Luis Eduardo Leal*, especial para o Roque Reverso
Todos esses anos atrás, quando eu era jovem, muito mais jovem do que hoje, vi por todos os lados a icônica imagem dele, na televisão, nas revistas, nos jornais, em todas as bancas onipresentes, então. Mas não conseguia entender a importância daquele homem caído (na minha imaginação, não há fotos que eu saiba da calçada do Dakota), morto na porta de casa como tantos anônimos, assassinados mundo afora em todos os tempos.
Na escola me diziam que eu era a cara dele, o que me irritava porque o achava feio (rs) – eu também! Pra me defender, dizia que não era narigudo (feio sim, narigudo não!), sem perceber que ali estava um gênio do século 20, um ser humano notável. De qualquer forma, tremendo bullying prum magrelinho de óculos redondos que ainda não conseguia entender inglês em toda sua beleza, nem harmonias vocais, muito menos poesia popular na melhor forma.
John Lennon nos deixou há 45 anos neste mês de dezembro, no dia 8, e continuo a lembrar demais de suas imagens caminhando pelo Central Park com Yoko, já maduro, ou as muitas cenas de alegria nos vídeos, filmes e shows, onde ele sempre parecia ser o cara da banda que mais se divertia. E, por um certo tempo, a voz talvez mais notável, dominante, de todas aquelas vozes e sons melodiosos.
Eram quatro fabulosos que, juntos, conseguiam rimar simplicidade e sofisticação elevados a estado de arte. Podia até haver vaidade ali, mas a combinação era angelical.
Comecei a prestar mais atenção no sujeito quando George Harrison lançou “All Those Years Ago”, muito tocada nas rádios no começo dos anos 1980. Adorava a melodia, como vim a adorar depois todas as melodias maravilhosas que esses caras, e George Martin, criaram em tantos discos, todos nascidos clássicos.

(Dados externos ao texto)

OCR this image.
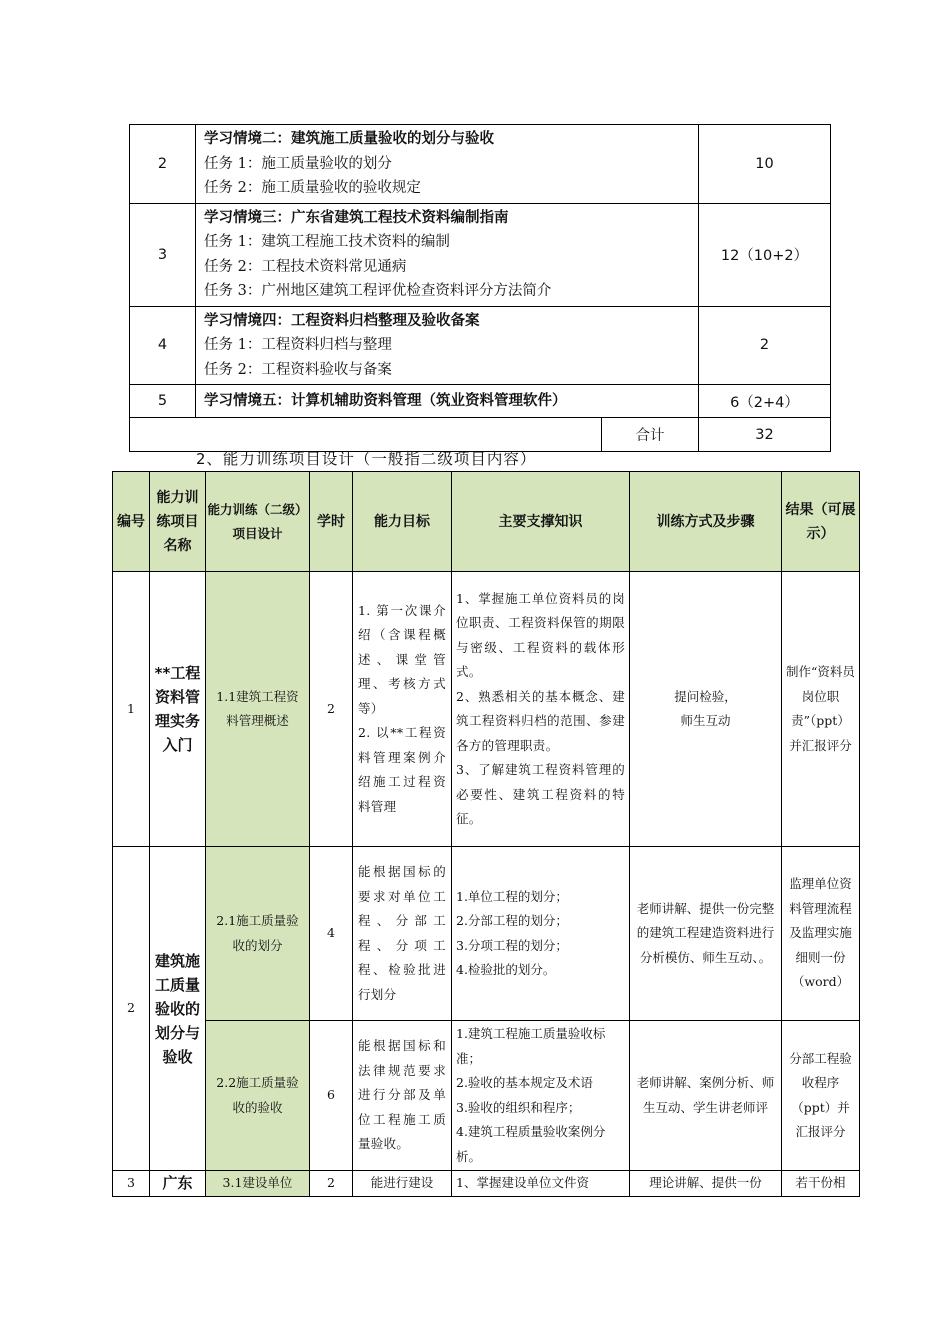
2	学习情境二：建筑施工质量验收的划分与验收
任务 1：施工质量验收的划分
任务 2：施工质量验收的验收规定		10
3	学习情境三：广东省建筑工程技术资料编制指南
任务 1：建筑工程施工技术资料的编制
任务 2：工程技术资料常见通病
任务 3：广州地区建筑工程评优检查资料评分方法简介		12（10+2）
4	学习情境四：工程资料归档整理及验收备案
任务 1：工程资料归档与整理
任务 2：工程资料验收与备案		2
5	学习情境五：计算机辅助资料管理（筑业资料管理软件）		6（2+4）
		合计	32
2、能力训练项目设计（一般指二级项目内容）
编号	能力训练项目名称	能力训练（二级）项目设计	学时	能力目标	主要支撑知识	训练方式及步骤	结果（可展示）
1	**工程资料管理实务入门	1.1建筑工程资料管理概述	2	1. 第一次课介绍（含课程概述、课堂管理、考核方式等）
2. 以**工程资料管理案例介绍施工过程资料管理	1、掌握施工单位资料员的岗位职责、工程资料保管的期限与密级、工程资料的载体形式。
2、熟悉相关的基本概念、建筑工程资料归档的范围、参建各方的管理职责。
3、了解建筑工程资料管理的必要性、建筑工程资料的特征。	提问检验，
师生互动	制作“资料员岗位职责”（ppt）并汇报评分
2	建筑施工质量验收的划分与验收	2.1施工质量验收的划分	4	能根据国标的要求对单位工程、分部工程、分项工程、检验批进行划分	1.单位工程的划分；
2.分部工程的划分；
3.分项工程的划分；
4.检验批的划分。	老师讲解、提供一份完整的建筑工程建造资料进行分析模仿、师生互动、。	监理单位资料管理流程及监理实施细则一份（word）
		2.2施工质量验收的验收	6	能根据国标和法律规范要求进行分部及单位工程施工质量验收。	1.建筑工程施工质量验收标准；
2.验收的基本规定及术语
3.验收的组织和程序；
4.建筑工程质量验收案例分析。	老师讲解、案例分析、师生互动、学生讲老师评	分部工程验收程序（ppt）并汇报评分
3	广东	3.1建设单位	2	能进行建设	1、掌握建设单位文件资	理论讲解、提供一份	若干份相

Anos depois quando comecei a dedilhar o piano, ali pelos 16 anos se impuseram dois objetivos básicos: aprender “London, London” na versão Schiavon (RPM), porque julgava que me renderia crédito com as garotas, e, mais desafiador, o trecho de cravo de “In my Life”, do álbum “Rubber Soul”, com o qual estou labutando ainda hoje.
No meio de uma canção pop, aparece algo como Scarlatti ou Bach, magnífico realmente, direto na alma – ideia, fiquei sabendo, de George Martin: os caras eram bons, mas também sabiam com quem trabalhar e desenvolver a forma.
Curiosamente, “In my Life” é uma música sobre memória afetiva, sobre a antiga Liverpool, bem como sobre amigos e amores perdidos, conforme assinalado pelo próprio Lennon (confiram a bela edição de “The Beatles – A história por trás de todas as canções”, de Steve Turner, editado no Brasil pela extinta e saudosa Cosac Naify).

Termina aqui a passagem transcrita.